Om tot een bewezenverklaring van gekwalificeerde opzetverkrachting te komen moet worden vastgesteld dat de opzetverkrachting werd voorafgegaan, vergezeld of gevolgd door dwang, geweld of bedreiging.
De rechtbank is van oordeel dat onomstotelijk uit de door aangeefster beschreven omstandigheden en handelingen blijkt dat bij haar de wil tot seksueel contact met verdachte ontbrak én dat het niet anders kan dan dit voor verdachte duidelijk was. Ook blijkt hieruit dat dit seksuele contact met gebruik van verschillende manieren van dwang, geweld of bedreiging heeft plaatsgevonden. Dit betekent dat verdachte zich schuldig heeft gemaakt aan gekwalificeerde opzetverkrachting.
Medeplegen
Voor een bewezenverklaring van medeplegen is vereist dat bij het begaan van het strafbare feit sprake is geweest van een nauwe en bewuste samenwerking tussen verdachte en de medeverdachte.

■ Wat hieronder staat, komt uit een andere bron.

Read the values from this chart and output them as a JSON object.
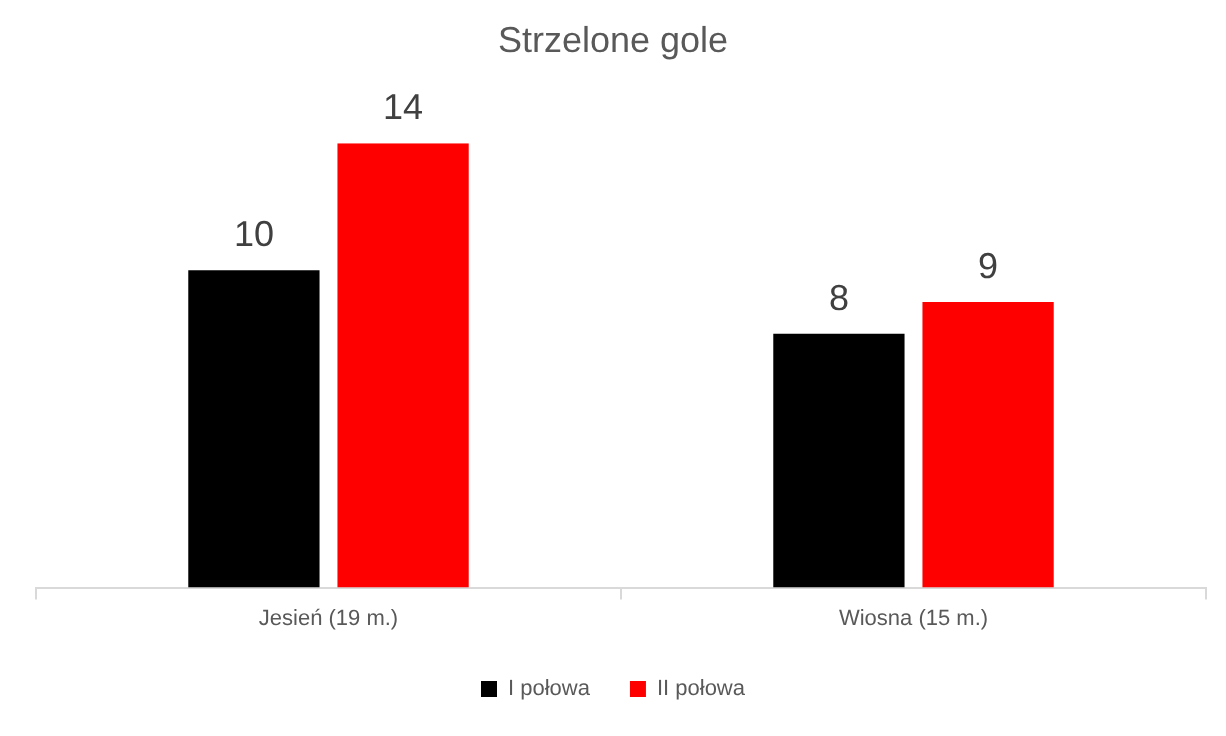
{
  "chart_data": {
    "type": "bar",
    "title": "Strzelone gole",
    "categories": [
      "Jesień (19 m.)",
      "Wiosna (15 m.)"
    ],
    "series": [
      {
        "name": "I połowa",
        "color": "#000000",
        "values": [
          10,
          8
        ]
      },
      {
        "name": "II połowa",
        "color": "#ff0000",
        "values": [
          14,
          9
        ]
      }
    ],
    "relative": false,
    "data_labels": true,
    "legend": "bottom",
    "grid": false
  }
}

De rechtbank overweegt dat de medeverdachte ten tijde van het voorval bij verdachte en aangeefster in de woning aanwezig was, zich niet heeft onttrokken aan de situatie en aangeefster ook niet doortastend te hulp is geschoten. Integendeel, volgens aangeefster heeft ook hij haar uitgescholden, met de dood bedreigd, geslagen, geschopt en tegengehouden toen ze probeerde weg te lopen. Hiermee heeft de medeverdachte eraan bijgedragen dat verdachte de seksuele handelingen bij aangeefster kon verrichten. Door het gebruik van een vleesmes en een vleeshamer heeft hij de omstandigheden zelfs nog beangstigender en kwalijker voor aangeefster gemaakt. De medeverdachte heeft zelf weliswaar geen seksuele handelingen bij aangeefster verricht, maar dat was kennelijk wel het plan. Hij zou na verdachte ‘aan de beurt’ zijn. Dat dit deel van het plan uiteindelijk niet is voltooid, is enkel en alleen te danken aan het ingrijpen door de politie.
De rechtbank acht de bijdrage van de medeverdachte van voldoende gewicht om van medeplegen te spreken.
Conclusie
De rechtbank acht wettig en overtuigend bewezen dat verdachte zich, samen met de medeverdachte, schuldig heeft gemaakt aan gekwalificeerde opzetverkrachting.